Formal banget, Ya allah. "Santai aja, Kak. Gak usah formal banget. Gue-elo aja. Kaku amat haha."
"Gue kalo sama cewek yang baru kenal emang gitu. Kaku kayak serbet kering," sahut cowok itu.
"Haha lucu lo, Kak, dasar sempak ngambang!"
"Gosah gatal, Yang!" tegur Galih tak suka melihat Nafla nampak asik sekali ngobrol bareng cowok itu.
"Dih!" Nafla masuk ke dalam rumah, mengambil kursi plastik kecil untuk cowok itu duduk.
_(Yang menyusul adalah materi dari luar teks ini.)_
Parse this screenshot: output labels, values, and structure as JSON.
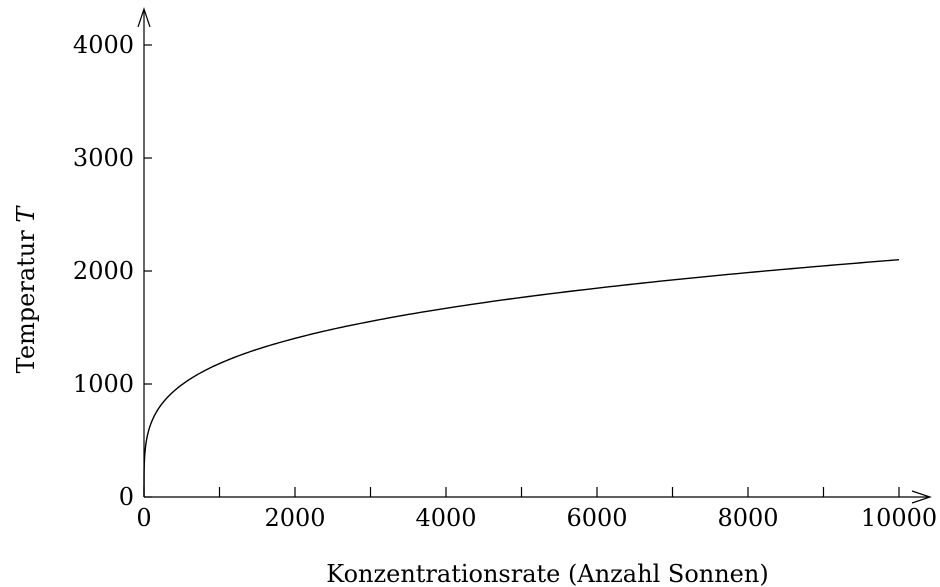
{
  "chart_data": {
    "type": "line",
    "title": "",
    "xlabel": "Konzentrationsrate (Anzahl Sonnen)",
    "ylabel_text": "Temperatur ",
    "ylabel_symbol": "T",
    "xlim": [
      0,
      10000
    ],
    "ylim": [
      0,
      4000
    ],
    "x_ticks": [
      0,
      2000,
      4000,
      6000,
      8000,
      10000
    ],
    "x_tick_labels": [
      "0",
      "2000",
      "4000",
      "6000",
      "8000",
      "10000"
    ],
    "x_minor_ticks": [
      1000,
      3000,
      5000,
      7000,
      9000
    ],
    "y_ticks": [
      0,
      1000,
      2000,
      3000,
      4000
    ],
    "y_tick_labels": [
      "0",
      "1000",
      "2000",
      "3000",
      "4000"
    ],
    "grid": false,
    "legend": "none",
    "series": [
      {
        "x": [
          0,
          10,
          50,
          100,
          200,
          300,
          500,
          750,
          1000,
          1500,
          2000,
          2500,
          3000,
          4000,
          5000,
          6000,
          7000,
          8000,
          9000,
          10000
        ],
        "y": [
          0,
          373,
          558,
          664,
          790,
          874,
          993,
          1099,
          1181,
          1307,
          1404,
          1485,
          1554,
          1670,
          1766,
          1848,
          1921,
          1986,
          2045,
          2100
        ]
      }
    ]
  }
}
Kalian tahu kursi plastik unyu yang suka dijadikan anak-anak sebagai rumah-rumahan ketika main masak-masakan? Biasa dipakai emak-emak duduk ketika ngucek pakaian? Sering dipakai untuk mencari kutu rambut? Si pencari kutu duduk di kursi itu, dan yang kutuan duduk di lantai? Tahu? Iya itu.
"Duduk, Kak." Nafla menyodorkan kursi yang telah diambilnya ke cowok itu. Cowok itu pun duduk di kursi itu. Sebenarnya bisa saja Nafla memberikan kursi yang lebih layak, tapi kursi itulah yang berada paling dekat dengan posisinya. Kursi itu terpajang rapi di ruang tamu entah apa alasannya.
"Ternyata masih muat," gumam cowok itu. Galih sudah menahan tawanya daritadi.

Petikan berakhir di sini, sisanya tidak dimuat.